İşin özü, özeti şudur. AKP hükümeti bir telaş pür telaş Akkuyu’da ve daha birkaç yerde nükleer santral kurmak istiyor. Türkiye’de aklı başında bilimcilerin, aklı başında olmayanlar da var çünkü karşı çıktığı bu projeyi ne pahasına olursa olsun hayata geçirmek için, gözünü itirazlara, protestolara, eleştirilere kapatan AKP, konuyla ilgili uluslararası kuruluşların “işi usulüne göre yapın” demesine de aldırmıyor. Umurlarında değildir.

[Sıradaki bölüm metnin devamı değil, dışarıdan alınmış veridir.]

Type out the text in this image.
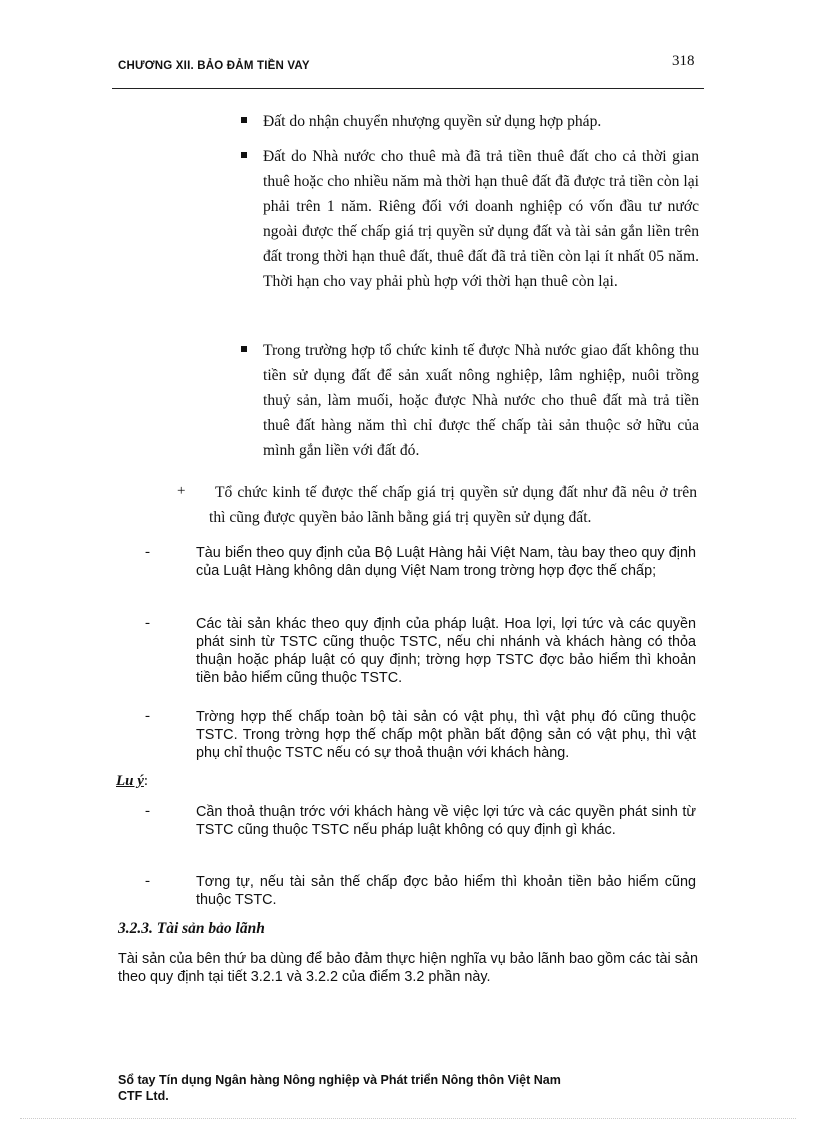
CHƯƠNG XII. BẢO ĐẢM TIỀN VAY	318

Đất do nhận chuyển nhượng quyền sử dụng hợp pháp.

Đất do Nhà nước cho thuê mà đã trả tiền thuê đất cho cả thời gian thuê hoặc cho nhiều năm mà thời hạn thuê đất đã được trả tiền còn lại phải trên 1 năm. Riêng đối với doanh nghiệp có vốn đầu tư nước ngoài được thế chấp giá trị quyền sử dụng đất và tài sản gắn liền trên đất trong thời hạn thuê đất, thuê đất đã trả tiền còn lại ít nhất 05 năm. Thời hạn cho vay phải phù hợp với thời hạn thuê còn lại.

Trong trường hợp tổ chức kinh tế được Nhà nước giao đất không thu tiền sử dụng đất để sản xuất nông nghiệp, lâm nghiệp, nuôi trồng thuỷ sản, làm muối, hoặc được Nhà nước cho thuê đất mà trả tiền thuê đất hàng năm thì chỉ được thế chấp tài sản thuộc sở hữu của mình gắn liền với đất đó.

+	Tổ chức kinh tế được thế chấp giá trị quyền sử dụng đất như đã nêu ở trên thì cũng được quyền bảo lãnh bằng giá trị quyền sử dụng đất.

-	Tàu biển theo quy định của Bộ Luật Hàng hải Việt Nam, tàu bay theo quy định của Luật Hàng không dân dụng Việt Nam trong trờng hợp đợc thế chấp;

-	Các tài sản khác theo quy định của pháp luật. Hoa lợi, lợi tức và các quyền phát sinh từ TSTC cũng thuộc TSTC, nếu chi nhánh và khách hàng có thỏa thuận hoặc pháp luật có quy định; trờng hợp TSTC đợc bảo hiểm thì khoản tiền bảo hiểm cũng thuộc TSTC.

-	Trờng hợp thế chấp toàn bộ tài sản có vật phụ, thì vật phụ đó cũng thuộc TSTC. Trong trờng hợp thế chấp một phần bất động sản có vật phụ, thì vật phụ chỉ thuộc TSTC nếu có sự thoả thuận với khách hàng.

Lu ý:
-	Cần thoả thuận trớc với khách hàng về việc lợi tức và các quyền phát sinh từ TSTC cũng thuộc TSTC nếu pháp luật không có quy định gì khác.

-	Tơng tự, nếu tài sản thế chấp đợc bảo hiểm thì khoản tiền bảo hiểm cũng thuộc TSTC.

3.2.3. Tài sản bảo lãnh

Tài sản của bên thứ ba dùng để bảo đảm thực hiện nghĩa vụ bảo lãnh bao gồm các tài sản theo quy định tại tiết 3.2.1 và 3.2.2 của điểm 3.2 phần này.

Sổ tay Tín dụng Ngân hàng Nông nghiệp và Phát triển Nông thôn Việt Nam
CTF Ltd.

Umurlarında olan tek şey yalap şap işi bitirmek, rantını yemek, paylaşmaktır. İşin on yıllar sürecek tehlikesi, toplumsal maliyeti ile ilgilenmiyorlar. Gelen tavsiyeler, uyarılar sumen altı ediliyor.

***

Uluslararası Atom Enerjisi Ajansı’nın Akkuyu ile ilgili 20 Şubat 2014 tarihli raporu da aynı akıbete uğruyor. Ne yanıt veriyorlar, ne tavsiyelere uymayı düşünüyorlar, ne de ciddiye alıyorlar. Ama bir şeyi unutmuyorlar. Bu konu ile yakından ilgili çevreciler, nükleer karşıtlarının olduğunu bildikleri için en iyi yaptıkları işi yapmaya, raporu saklamaya, gizlemeye yelteniyorlar. O kadar ki, raporu nükleer santralın yeri konusunda beklentilerini karşılayan ÇED raporunun yürütmesinin durdurulmasını görüşen mahkemeden bile gizliyorlar.

***

Gerekçeleri de pek ilginçtir. Raporun mahkemeye gönderilmesi, yani siz onu kamunun bilmesi diye anlayın, “devletin güvenliği” açısından sakıncalıymış. “Ne alaka” diyebilirsiniz, demeyin. Günümüzde “devletin güvenliği” ile ilgili olmayan hiçbir şey yoktur. Halkın yararına olacak her türden dalaverenin saklanmasının, gizlenmesinin en geçerli ve itiraz kabul etmez gerekçesi, örtüsü, kılıfı kuşkusuz devlet güvenliğinin korunmasıdır. Tıpkı MİT TIR’ları ile sınır ötesine silah mühimmat taşınması gibi.

***

Peki, rapor ne diyormuş ki hemen saklama yoluna gitmişler. Rapor nükleer santral yapımına karşı çıkmıyor; UAEA’nın görevi bu değil zaten. Onun görevi bu işi yapacaksanız, olabildiğince güvenli, sağlıklı yapın, bunun için şu şu önlemleri alın demek. Bu işin sağlıklısı, güvenlisi yok, ama bizimkiler risk lafını bile duymak istemiyorlar. Rapor soruyor; atıklar ne olacak, güvenlik konusunda uluslararası standartları gözetiyor musunuz, halkı bilgilendiriyor musunuz, konu ile ilgili bir yasal düzenleme yapıldı mı, nükleer hasar için bir sivil sorumluluk yasanız var mı, yer incelemeleri uygun gerçekleştirildi mi? Daha birçok önemli soru...

***

Peki, bir yanıt var mı? Yok. Bildiğimiz, tavsiye ve önerilerin yerine getirilmediğidir. Nutuk atarken mangalda kül bırakmayan siyasetçi iş somuta dayanınca sessizliği suskunluğu, en önemlisi yasaklara sığınmayı seçiyor. Oysa tehlike, tehdit büyüktür. Zaten varlığıyla büyük bir tehlike oluşturacak nükleer santralların Türkiye’de Allahlık yöntemlerle yapılacağını öğrenince siz de bir tuhaf olmuyor musunuz? Vakit varken Çernobil’i, Fukuşima’yı hatırlayıp santralların yapımına toptan dur desek daha doğru olmaz mı?
Başaramayız diyenlere Almanya’da halkın kararlı tutumunun nükleerci Merkel’in fikrini değiştirmesini sağladığını söylesek yararı olur mu?